For further reference: those are my TOP memory-hungry Chrome processes; I actually have 72 current tabs open right now and they're eating about 0.9% of my RAM (about 90MB-ish) apiece on average - the actual range is from about 10MB on the low end to about 600MB on the high end. I haven't tried to check to see how much omgubuntu eats specifically.
A bit MORE reference: I set up a clean VM and installed chromium-browser; opening 12 tabs to http://omgubuntu.co.uk/ resulted in 1.3G used / 718M free (646M used / 1.3G free -/+ buffers/cache). So, basically, either something OTHER than Chromium is eating most of your RAM, or you have extensions installed in Chromium that aren't very memory-efficient and are significantly bloating it per process... if I had to guess, I'd say probably the latter. What extensions are you running?
Best Answer
As suggested by @Avi disabling the GPU solved this issue in my case.

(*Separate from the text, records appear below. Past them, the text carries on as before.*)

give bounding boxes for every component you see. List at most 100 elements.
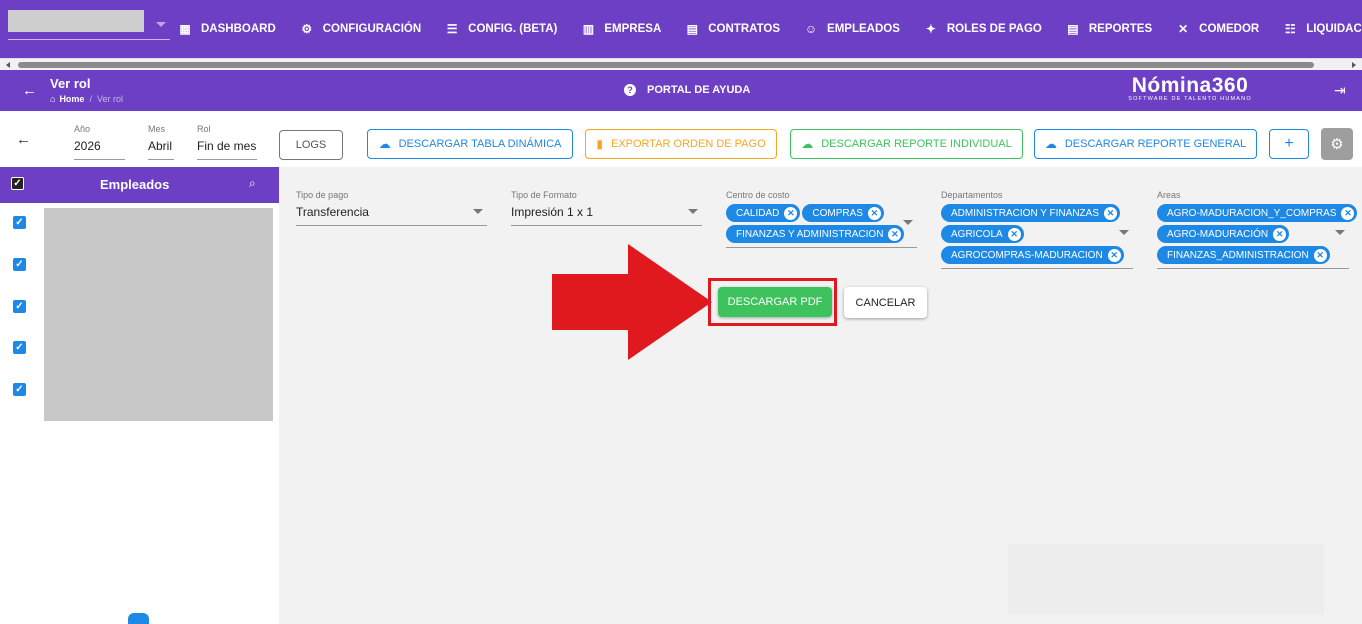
year-label: Año	[74, 124, 91, 134]
cloud-download-icon: ☁	[801, 137, 814, 151]
export-payment-order-button[interactable]: ▮ EXPORTAR ORDEN DE PAGO	[585, 129, 777, 159]
logs-button[interactable]: LOGS	[279, 130, 343, 160]
areas-select[interactable]: Areas AGRO-MADURACION_Y_COMPRAS ✕ AGRO-MAD…	[1157, 190, 1358, 269]
download-pdf-button[interactable]: DESCARGAR PDF	[718, 287, 832, 317]
breadcrumb: ⌂ Home / Ver rol	[50, 94, 123, 104]
company-select[interactable]	[8, 10, 170, 40]
filter-chip: AGRICOLA ✕	[941, 225, 1024, 243]
rol-field[interactable]: Rol Fin de mes	[197, 124, 257, 160]
horizontal-scrollbar[interactable]	[0, 58, 1362, 70]
nav-item-comedor[interactable]: ✕ COMEDOR	[1176, 22, 1259, 36]
nav-item-dashboard[interactable]: ▦ DASHBOARD	[178, 22, 275, 36]
download-individual-report-label: DESCARGAR REPORTE INDIVIDUAL	[821, 138, 1012, 150]
remove-chip-icon[interactable]: ✕	[1313, 248, 1327, 262]
cancel-button[interactable]: CANCELAR	[844, 287, 927, 318]
remove-chip-icon[interactable]: ✕	[888, 227, 902, 241]
logs-label: LOGS	[295, 139, 327, 151]
filter-chip: AGROCOMPRAS-MADURACION ✕	[941, 246, 1124, 264]
departments-select[interactable]: Departamentos ADMINISTRACION Y FINANZAS ✕…	[941, 190, 1133, 269]
filter-chip: FINANZAS_ADMINISTRACION ✕	[1157, 246, 1330, 264]
nav-item-configuraci-n[interactable]: ⚙ CONFIGURACIÓN	[300, 22, 421, 36]
clipboard-icon: ▤	[686, 22, 698, 36]
floating-button[interactable]	[128, 613, 149, 624]
chip-label: AGROCOMPRAS-MADURACION	[951, 249, 1103, 261]
chevron-down-icon	[903, 220, 913, 225]
remove-chip-icon[interactable]: ✕	[1273, 227, 1287, 241]
home-icon: ⌂	[50, 94, 56, 104]
download-pivot-button[interactable]: ☁ DESCARGAR TABLA DINÁMICA	[367, 129, 573, 159]
red-arrow-annotation	[552, 244, 712, 360]
chevron-down-icon	[688, 209, 698, 214]
scrollbar-thumb[interactable]	[18, 62, 1314, 68]
employee-checkbox[interactable]: ✓	[13, 341, 26, 354]
brand-logo: Nómina360 SOFTWARE DE TALENTO HUMANO	[1120, 74, 1260, 102]
nav-item-label: CONFIGURACIÓN	[322, 23, 422, 35]
top-navigation: ▦ DASHBOARD ⚙ CONFIGURACIÓN ☰ CONFIG. (BETA) ▥…	[0, 0, 1362, 58]
employee-checkbox[interactable]: ✓	[13, 216, 26, 229]
nav-item-empresa[interactable]: ▥ EMPRESA	[581, 22, 662, 36]
cloud-download-icon: ☁	[378, 137, 391, 151]
scroll-left-icon[interactable]	[6, 62, 10, 68]
remove-chip-icon[interactable]: ✕	[1341, 206, 1355, 220]
chevron-down-icon	[1335, 230, 1345, 235]
back-arrow-icon[interactable]: ←	[22, 82, 37, 99]
add-label: +	[1284, 135, 1294, 152]
nav-item-liquidaciones[interactable]: ☷ LIQUIDACIONES	[1283, 22, 1362, 36]
download-pivot-label: DESCARGAR TABLA DINÁMICA	[398, 138, 562, 150]
export-payment-order-label: EXPORTAR ORDEN DE PAGO	[610, 138, 766, 150]
page-title: Ver rol	[50, 76, 91, 91]
breadcrumb-current: Ver rol	[96, 94, 123, 104]
list-icon: ☷	[1284, 22, 1296, 36]
scroll-right-icon[interactable]	[1352, 62, 1356, 68]
chip-label: FINANZAS_ADMINISTRACION	[1167, 249, 1309, 261]
breadcrumb-home[interactable]: Home	[59, 94, 84, 104]
nav-item-label: LIQUIDACIONES	[1306, 23, 1362, 35]
main-menu: ▦ DASHBOARD ⚙ CONFIGURACIÓN ☰ CONFIG. (BETA) ▥…	[178, 0, 1362, 58]
payment-type-select[interactable]: Tipo de pago Transferencia	[296, 190, 487, 226]
nav-item-empleados[interactable]: ☺ EMPLEADOS	[804, 22, 900, 36]
add-button[interactable]: +	[1269, 129, 1309, 159]
filter-chip: AGRO-MADURACIÓN ✕	[1157, 225, 1290, 243]
download-individual-report-button[interactable]: ☁ DESCARGAR REPORTE INDIVIDUAL	[790, 129, 1023, 159]
nav-item-roles-de-pago[interactable]: ✦ ROLES DE PAGO	[924, 22, 1042, 36]
format-type-select[interactable]: Tipo de Formato Impresión 1 x 1	[511, 190, 702, 226]
download-general-report-button[interactable]: ☁ DESCARGAR REPORTE GENERAL	[1034, 129, 1257, 159]
departments-label: Departamentos	[941, 190, 1003, 200]
nav-item-label: CONTRATOS	[708, 23, 781, 35]
select-all-checkbox[interactable]: ✓	[11, 177, 24, 190]
toolbar: ← Año 2026 Mes Abril Rol Fin de mes LOGS…	[0, 111, 1362, 167]
year-value: 2026	[74, 139, 101, 153]
filter-chip: COMPRAS ✕	[802, 204, 884, 222]
rol-value: Fin de mes	[197, 139, 257, 153]
remove-chip-icon[interactable]: ✕	[1007, 227, 1021, 241]
chip-label: FINANZAS Y ADMINISTRACION	[736, 228, 884, 240]
year-field[interactable]: Año 2026	[74, 124, 125, 160]
download-pdf-label: DESCARGAR PDF	[727, 296, 823, 308]
remove-chip-icon[interactable]: ✕	[867, 206, 881, 220]
filter-chip: ADMINISTRACION Y FINANZAS ✕	[941, 204, 1120, 222]
nav-item-config-beta[interactable]: ☰ CONFIG. (BETA)	[445, 22, 558, 36]
back-arrow-icon[interactable]: ←	[16, 131, 31, 148]
employee-list-redacted	[44, 208, 273, 421]
remove-chip-icon[interactable]: ✕	[784, 206, 798, 220]
help-portal-link[interactable]: ? PORTAL DE AYUDA	[624, 84, 750, 96]
face-icon: ☺	[804, 22, 818, 36]
file-icon: ▮	[596, 137, 603, 151]
settings-button[interactable]: ⚙	[1321, 128, 1353, 160]
remove-chip-icon[interactable]: ✕	[1107, 248, 1121, 262]
chevron-down-icon	[473, 209, 483, 214]
chip-label: AGRO-MADURACIÓN	[1167, 228, 1269, 240]
remove-chip-icon[interactable]: ✕	[1103, 206, 1117, 220]
cost-center-select[interactable]: Centro de costo CALIDAD ✕ COMPRAS ✕ FINANZAS…	[726, 190, 917, 248]
employee-checkbox[interactable]: ✓	[13, 258, 26, 271]
employee-checkbox[interactable]: ✓	[13, 383, 26, 396]
nav-item-label: ROLES DE PAGO	[946, 23, 1042, 35]
areas-chips: AGRO-MADURACION_Y_COMPRAS ✕ AGRO-MADURACIÓ…	[1157, 204, 1358, 267]
nav-item-label: COMEDOR	[1199, 23, 1260, 35]
employee-checkbox[interactable]: ✓	[13, 300, 26, 313]
search-icon[interactable]: ⌕	[249, 176, 256, 191]
nav-item-contratos[interactable]: ▤ CONTRATOS	[685, 22, 780, 36]
nav-item-reportes[interactable]: ▤ REPORTES	[1066, 22, 1152, 36]
month-field[interactable]: Mes Abril	[148, 124, 174, 160]
logout-icon[interactable]: ⇥	[1334, 82, 1346, 99]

I proceeded as suggested in this bug report and disabled the use of gpu for my chrome. For such, you just need to start it with the
--disable-gpu
flag.You can also do as shown in this issue, by changing the settings. For this go at
chrome://settings/
>Advanced
and uncheckUse hardware acceleration
.As you can see, this seems to be an issue and both ways are just workarounds. Let's hope future versions fix this issue and this question/solution becomes obsolete.